Elle définit le bibliothécaire comme un « éveilleur ». « C’est l’anti-algorithme et le contraire du fonctionnaire pépère. C’est une personnalité. Il faut des personnalités. D’une intarissable curiosité intellectuelle, qui propose au public ce qu’il n’attend pas. Au jeune qui vient à la bibliothèque, il faut lui faire écouter de l’opéra ! Et la grand-mère, ne pas la ranger dans la case ‘musique classique’ ! »
Si on devait se risquer à ranger Nathalie Mansuy-Todeschini dans une case, ce serait celle d’une missionnaire, "dégageuse" de barrières. « On souffre d’une crise de l’altérité, constate-t-elle. Les bibliothèques sont les lieux contre l’obscurantisme, pour la compréhension de l’autre, grâce aux arts, aux sciences — ces 'nourritures terrestres', comme dit Gide. » Elle ajoutera que « les bébés ont besoin de lait, de caresse et d’histoire. C’est ontologique. Pour Einstein, l’imagination est plus importante que la connaissance. » Car la connaissance est limitée, tandis que l'imagination englobe le monde entier.
Proposer de la culture en milieu rural
Nathalie Mansuy-Todeschini, 59 ans, est habitée de voix et de littérature. Pourtant, elle n’était pas à portée de main : dans son village de Champagne-Ardenne, il n’y avait pas de bibliothèque. Une vingtaine de livres à la mairie. « J’étais solitaire dans mon Grand Est. C’était pas marrant, les dimanches à la campagne. Les livres m’ont beaucoup aidée, à me comprendre, à me trouver. »
Sa fratrie, en études à Paris, lui rapporte des bouquins de la capitale, où elle fonce pour les vacances. Chez Gibert, à Beaubourg, qui vient d’être inauguré. Et l’été, l’ado anime le centre de loisirs rural de la Haute-Marne, dont elle prendra la direction.
En parallèle, elle parfait sa connaissance de la civilisation germanique à l’Université de Lorraine, puis traverse la frontière pour être assistante de français. L’année suivante, elle enseigne la langue de Molière dans une école d’esthétique de Seine-et-Marne.
Elle hésitait entre la psychologie, l’histoire et les langues. Parle l’anglais et l’italien. Envisage de travailler en institut culturel. « Et puis j’ai rencontré un ami bibliothécaire, je me suis dit que c’était un beau métier. »

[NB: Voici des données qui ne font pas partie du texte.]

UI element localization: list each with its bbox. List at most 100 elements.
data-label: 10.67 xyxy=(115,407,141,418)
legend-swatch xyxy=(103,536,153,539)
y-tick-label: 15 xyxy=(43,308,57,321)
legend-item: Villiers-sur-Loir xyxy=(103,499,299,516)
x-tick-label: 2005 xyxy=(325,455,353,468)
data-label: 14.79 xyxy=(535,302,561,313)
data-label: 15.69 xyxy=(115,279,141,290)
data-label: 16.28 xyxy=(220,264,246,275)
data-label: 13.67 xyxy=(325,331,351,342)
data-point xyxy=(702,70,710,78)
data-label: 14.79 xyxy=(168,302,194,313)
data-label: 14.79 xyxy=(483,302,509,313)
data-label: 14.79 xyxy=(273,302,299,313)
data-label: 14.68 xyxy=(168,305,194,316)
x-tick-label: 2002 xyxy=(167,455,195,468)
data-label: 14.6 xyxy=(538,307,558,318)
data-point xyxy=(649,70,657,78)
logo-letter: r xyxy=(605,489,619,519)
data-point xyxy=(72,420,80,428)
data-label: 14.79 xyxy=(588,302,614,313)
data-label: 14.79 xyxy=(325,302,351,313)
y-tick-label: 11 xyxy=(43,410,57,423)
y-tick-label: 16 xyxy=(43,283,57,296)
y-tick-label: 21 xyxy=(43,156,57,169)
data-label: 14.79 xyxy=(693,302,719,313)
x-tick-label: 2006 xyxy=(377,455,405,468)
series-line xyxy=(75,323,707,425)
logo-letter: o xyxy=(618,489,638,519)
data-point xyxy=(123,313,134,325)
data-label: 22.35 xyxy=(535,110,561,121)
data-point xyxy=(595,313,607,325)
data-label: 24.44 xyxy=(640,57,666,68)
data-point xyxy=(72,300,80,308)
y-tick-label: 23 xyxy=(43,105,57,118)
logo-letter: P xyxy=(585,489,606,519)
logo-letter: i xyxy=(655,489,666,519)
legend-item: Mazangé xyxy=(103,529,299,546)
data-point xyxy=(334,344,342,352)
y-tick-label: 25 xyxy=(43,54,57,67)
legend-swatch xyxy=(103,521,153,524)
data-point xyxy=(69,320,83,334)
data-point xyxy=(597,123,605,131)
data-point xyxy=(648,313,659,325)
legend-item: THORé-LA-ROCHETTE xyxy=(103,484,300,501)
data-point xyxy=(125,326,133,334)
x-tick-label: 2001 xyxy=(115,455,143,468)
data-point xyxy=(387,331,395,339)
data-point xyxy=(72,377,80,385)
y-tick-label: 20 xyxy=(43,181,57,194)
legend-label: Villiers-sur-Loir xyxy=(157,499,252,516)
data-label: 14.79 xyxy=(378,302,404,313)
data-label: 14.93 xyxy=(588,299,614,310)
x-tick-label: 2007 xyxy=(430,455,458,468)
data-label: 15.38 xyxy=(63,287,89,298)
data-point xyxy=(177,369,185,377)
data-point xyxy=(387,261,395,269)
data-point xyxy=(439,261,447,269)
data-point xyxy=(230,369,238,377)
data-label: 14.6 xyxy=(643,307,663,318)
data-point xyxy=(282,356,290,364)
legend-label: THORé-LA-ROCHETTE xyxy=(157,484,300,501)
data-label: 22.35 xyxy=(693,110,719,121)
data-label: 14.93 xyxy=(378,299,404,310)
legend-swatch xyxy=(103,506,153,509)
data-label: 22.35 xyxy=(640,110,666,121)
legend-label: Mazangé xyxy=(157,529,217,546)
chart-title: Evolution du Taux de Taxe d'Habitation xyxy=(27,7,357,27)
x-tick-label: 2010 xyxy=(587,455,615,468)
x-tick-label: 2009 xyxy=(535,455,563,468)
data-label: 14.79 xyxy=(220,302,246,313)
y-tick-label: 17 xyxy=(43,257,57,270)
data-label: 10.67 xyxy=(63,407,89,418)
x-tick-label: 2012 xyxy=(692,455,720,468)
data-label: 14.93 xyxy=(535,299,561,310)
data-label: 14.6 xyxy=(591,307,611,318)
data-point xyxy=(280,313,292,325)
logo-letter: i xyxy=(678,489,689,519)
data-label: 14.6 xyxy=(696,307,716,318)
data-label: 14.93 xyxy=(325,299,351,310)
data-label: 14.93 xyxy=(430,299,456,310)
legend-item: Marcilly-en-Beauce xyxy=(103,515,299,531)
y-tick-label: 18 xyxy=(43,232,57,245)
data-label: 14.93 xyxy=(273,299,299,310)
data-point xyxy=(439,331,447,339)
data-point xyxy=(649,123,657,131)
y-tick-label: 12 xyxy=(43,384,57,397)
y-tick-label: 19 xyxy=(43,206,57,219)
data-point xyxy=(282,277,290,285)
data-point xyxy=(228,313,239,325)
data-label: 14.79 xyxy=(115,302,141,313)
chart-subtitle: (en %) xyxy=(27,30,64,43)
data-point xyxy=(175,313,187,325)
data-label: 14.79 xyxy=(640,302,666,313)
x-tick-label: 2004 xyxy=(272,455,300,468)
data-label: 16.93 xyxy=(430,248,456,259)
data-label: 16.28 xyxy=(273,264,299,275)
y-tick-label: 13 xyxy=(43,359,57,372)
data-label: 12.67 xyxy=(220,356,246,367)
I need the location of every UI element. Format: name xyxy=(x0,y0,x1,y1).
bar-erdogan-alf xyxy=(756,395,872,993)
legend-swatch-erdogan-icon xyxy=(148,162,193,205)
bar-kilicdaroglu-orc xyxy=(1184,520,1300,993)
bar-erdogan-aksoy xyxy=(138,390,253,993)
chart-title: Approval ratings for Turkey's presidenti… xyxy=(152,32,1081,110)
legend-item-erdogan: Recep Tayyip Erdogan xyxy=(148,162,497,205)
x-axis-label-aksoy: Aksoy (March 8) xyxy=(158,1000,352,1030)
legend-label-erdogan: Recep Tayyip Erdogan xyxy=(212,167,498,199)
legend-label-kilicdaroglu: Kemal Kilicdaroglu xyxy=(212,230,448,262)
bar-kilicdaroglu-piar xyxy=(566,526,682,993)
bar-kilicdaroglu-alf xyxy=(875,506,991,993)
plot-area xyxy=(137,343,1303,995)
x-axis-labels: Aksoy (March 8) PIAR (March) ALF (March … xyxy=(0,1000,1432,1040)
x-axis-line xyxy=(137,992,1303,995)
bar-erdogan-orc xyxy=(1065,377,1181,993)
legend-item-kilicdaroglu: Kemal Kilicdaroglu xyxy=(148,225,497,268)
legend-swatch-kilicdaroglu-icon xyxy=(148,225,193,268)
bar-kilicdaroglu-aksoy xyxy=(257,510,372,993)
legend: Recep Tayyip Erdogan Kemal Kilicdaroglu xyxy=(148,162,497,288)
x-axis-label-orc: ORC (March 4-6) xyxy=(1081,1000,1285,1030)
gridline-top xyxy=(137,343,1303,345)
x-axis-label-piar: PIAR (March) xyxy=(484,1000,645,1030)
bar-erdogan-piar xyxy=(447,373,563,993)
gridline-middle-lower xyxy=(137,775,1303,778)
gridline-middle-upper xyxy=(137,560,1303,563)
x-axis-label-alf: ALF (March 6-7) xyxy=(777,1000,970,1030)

Aujourd’hui, après seize ans à la bibliothèque départementale de Seine-et-Marne, la conservatrice revient aux sources, dans la bibliothèque d’Avon qu’elle a dirigée de 1990 à 2003, par envie d’expérimenter davantage ses idées sur le terrain, avec les écoles, les associations, les structures sociales. Et combattre la « paresse intellectuelle ».
Théâtre et poésie
Les romans « feel good » et « Facile à lire » la laissent sceptiques. Ces derniers, justifie-t-elle, ne prennent pas en compte la diversité des publics qui ont des difficultés avec la lecture. La femme de caractère grimace aussi quand elle entend qu’il faut s’adapter à la demande et « laisser les clés aux usagers », selon une certaine vision du tiers-lieu. « Sinon, on ouvre une salle polyvalente et c’est bon ! »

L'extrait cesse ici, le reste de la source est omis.